Doc on Indigenous musicians kicks off Edmonton's Northwest Fest

A documentary film screening tonight at Edmonton’s Northwest Fest explores how a generation of Indigenous musicians has transformed colonial trauma into powerful art.

University of Alberta grad Leela Gilday helped inspire the film

Juno Award-winning singer-songwriter Leela Gilday helped inspire When They Awake, a film about the power of Indigenous music. (Shawna McLeod)

A documentary film kicking off Edmonton's NorthwestFest explores how a generation of Indigenous musicians has transformed colonial trauma into powerful art.

When They Awake screens tonight (May 3) at 7 p.m. at Edmonton's Metro Cinema, 8712 109th St.

The festival, a celebration of non-fiction, music and documentary filmmaking, runs until May 13. All films and events are at Metro Cinema and the Art Gallery of Alberta.

When They Awake, which also kicked off the Calgary International Film Festival last fall, features more than 20 Indigenous musicians, including A Tribe Called Red, Tanya Tagaq, The Jerry Cans and University of Alberta graduate Leela Gilday.

Gilday, a singer-songwriter based in Yellowknife, was an important figure in getting the film made, according to one of its directors.

Co-directors Hermon Farahi and PJ Marcellino travelled to the Northwest Territories to document Listen Up! NWT, a musical education project for school children in six communities.
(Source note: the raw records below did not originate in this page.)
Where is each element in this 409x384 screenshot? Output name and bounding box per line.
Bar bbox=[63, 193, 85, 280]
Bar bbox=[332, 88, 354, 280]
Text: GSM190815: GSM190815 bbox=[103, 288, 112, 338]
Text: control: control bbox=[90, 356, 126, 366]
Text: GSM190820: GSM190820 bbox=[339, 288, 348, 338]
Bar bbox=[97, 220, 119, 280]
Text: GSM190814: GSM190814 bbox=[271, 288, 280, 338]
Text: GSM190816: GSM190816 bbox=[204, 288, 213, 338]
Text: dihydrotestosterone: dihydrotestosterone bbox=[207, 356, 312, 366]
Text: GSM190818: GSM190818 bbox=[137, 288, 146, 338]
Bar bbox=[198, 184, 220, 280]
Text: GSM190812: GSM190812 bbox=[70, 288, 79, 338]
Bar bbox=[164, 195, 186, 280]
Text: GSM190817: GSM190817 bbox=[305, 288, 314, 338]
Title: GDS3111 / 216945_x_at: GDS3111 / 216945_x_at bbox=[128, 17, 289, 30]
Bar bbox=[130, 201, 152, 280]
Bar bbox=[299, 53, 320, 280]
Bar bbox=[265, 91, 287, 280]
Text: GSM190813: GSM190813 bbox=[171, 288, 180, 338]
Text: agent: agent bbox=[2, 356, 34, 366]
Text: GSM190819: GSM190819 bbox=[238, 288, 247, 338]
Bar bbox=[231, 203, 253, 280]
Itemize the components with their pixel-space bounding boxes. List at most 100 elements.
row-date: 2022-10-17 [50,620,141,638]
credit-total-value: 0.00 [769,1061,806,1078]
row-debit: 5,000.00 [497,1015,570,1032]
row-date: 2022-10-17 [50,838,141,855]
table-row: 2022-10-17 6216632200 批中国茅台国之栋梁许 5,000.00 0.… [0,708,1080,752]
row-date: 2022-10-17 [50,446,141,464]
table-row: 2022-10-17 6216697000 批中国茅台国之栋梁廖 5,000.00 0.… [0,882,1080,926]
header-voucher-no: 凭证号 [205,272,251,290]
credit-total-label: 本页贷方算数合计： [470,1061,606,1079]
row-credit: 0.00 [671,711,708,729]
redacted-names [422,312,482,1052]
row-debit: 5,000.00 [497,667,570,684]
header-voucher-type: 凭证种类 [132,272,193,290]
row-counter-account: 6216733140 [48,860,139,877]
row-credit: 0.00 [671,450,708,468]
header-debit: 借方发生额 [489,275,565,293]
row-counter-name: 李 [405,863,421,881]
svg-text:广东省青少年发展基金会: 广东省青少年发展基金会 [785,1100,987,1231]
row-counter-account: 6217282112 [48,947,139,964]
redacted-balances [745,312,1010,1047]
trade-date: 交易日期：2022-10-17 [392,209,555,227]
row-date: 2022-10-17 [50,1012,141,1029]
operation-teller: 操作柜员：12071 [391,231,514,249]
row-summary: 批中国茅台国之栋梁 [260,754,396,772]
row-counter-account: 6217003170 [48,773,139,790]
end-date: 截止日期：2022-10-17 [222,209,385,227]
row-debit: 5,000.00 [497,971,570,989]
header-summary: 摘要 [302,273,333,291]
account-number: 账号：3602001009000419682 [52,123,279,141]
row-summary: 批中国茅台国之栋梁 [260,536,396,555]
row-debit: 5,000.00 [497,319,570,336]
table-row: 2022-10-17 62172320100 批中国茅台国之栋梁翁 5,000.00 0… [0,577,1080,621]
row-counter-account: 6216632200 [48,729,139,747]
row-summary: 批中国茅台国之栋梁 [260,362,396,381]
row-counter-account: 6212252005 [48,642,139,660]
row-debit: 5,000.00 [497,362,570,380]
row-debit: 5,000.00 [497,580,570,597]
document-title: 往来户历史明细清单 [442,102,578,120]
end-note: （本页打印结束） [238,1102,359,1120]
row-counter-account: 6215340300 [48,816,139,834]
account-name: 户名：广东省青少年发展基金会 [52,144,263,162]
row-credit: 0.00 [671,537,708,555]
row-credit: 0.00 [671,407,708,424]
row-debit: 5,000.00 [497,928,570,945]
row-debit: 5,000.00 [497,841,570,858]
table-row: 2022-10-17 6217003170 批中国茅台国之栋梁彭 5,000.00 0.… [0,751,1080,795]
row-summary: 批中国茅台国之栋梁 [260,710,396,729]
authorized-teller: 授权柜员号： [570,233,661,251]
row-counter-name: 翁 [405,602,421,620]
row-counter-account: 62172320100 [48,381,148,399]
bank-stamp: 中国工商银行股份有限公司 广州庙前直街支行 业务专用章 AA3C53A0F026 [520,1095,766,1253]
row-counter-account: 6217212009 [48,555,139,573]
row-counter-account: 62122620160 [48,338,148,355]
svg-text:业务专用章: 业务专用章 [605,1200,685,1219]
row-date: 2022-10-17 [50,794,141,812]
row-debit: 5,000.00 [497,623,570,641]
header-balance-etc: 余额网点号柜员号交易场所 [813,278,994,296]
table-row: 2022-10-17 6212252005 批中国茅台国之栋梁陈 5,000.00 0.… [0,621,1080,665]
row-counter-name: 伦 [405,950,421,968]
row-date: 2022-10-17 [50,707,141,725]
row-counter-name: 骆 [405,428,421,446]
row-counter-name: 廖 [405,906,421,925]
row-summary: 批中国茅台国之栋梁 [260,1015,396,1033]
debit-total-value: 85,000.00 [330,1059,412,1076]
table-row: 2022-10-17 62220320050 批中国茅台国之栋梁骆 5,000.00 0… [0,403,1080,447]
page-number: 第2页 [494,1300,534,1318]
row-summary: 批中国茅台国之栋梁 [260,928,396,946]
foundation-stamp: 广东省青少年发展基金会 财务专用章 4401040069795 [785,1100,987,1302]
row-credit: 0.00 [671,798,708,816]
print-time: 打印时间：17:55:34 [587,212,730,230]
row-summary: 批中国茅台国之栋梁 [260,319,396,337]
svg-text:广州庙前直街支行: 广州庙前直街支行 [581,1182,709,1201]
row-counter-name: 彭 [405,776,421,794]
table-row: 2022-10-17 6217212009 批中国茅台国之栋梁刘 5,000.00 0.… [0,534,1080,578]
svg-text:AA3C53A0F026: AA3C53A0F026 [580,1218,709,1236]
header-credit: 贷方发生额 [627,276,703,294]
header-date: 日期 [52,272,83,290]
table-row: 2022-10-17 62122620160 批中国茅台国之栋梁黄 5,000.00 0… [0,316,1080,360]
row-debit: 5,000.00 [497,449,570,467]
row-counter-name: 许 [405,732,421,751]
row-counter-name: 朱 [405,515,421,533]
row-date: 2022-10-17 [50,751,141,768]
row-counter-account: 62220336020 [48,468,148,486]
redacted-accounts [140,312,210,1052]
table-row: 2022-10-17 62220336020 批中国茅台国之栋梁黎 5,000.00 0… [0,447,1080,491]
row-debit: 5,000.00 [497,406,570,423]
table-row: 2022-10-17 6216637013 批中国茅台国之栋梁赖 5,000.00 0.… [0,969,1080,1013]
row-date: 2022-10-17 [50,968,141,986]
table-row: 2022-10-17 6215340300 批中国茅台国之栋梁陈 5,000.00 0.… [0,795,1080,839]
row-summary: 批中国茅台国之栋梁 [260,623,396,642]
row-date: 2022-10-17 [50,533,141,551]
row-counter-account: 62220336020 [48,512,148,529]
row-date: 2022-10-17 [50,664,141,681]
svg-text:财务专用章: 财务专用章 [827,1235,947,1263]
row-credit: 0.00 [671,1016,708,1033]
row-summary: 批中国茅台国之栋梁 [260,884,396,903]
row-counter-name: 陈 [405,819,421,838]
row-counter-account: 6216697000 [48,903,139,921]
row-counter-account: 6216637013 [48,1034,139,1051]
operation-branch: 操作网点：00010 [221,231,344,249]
Gilday was working with students there and helped inspire the directors to create a bigger film with a wider scope.

"That project was the spark that revealed to us that there was a huge resurgence of Indigenous music that has really pushed forward a new generation of artists and a new generation of audiences," Farahi said Wednesday on CBC Radio's Edmonton AM.

The film's title comes from an 1885 quotation attributed to Métis leader Louis Riel: "My people will sleep for one hundred years, but when they awake it will be the artists who give them back their spirit."

The non-Indigenous directors used music a way to bring stories of political activism and cultural reclamation among Indigenous communities to mainstream audiences.

Indigenous musicians, Farahi said, "are translating 500 years of colonial relationship into something new and welcoming to people who never lived through that period."

"Music somehow has a capacity to touch your soul and create a space of healing."

A songwriters' circle performance featuring Don Amero, Leela Gilday, Jay Gilday and Trent Agecoutay will take place after the screening.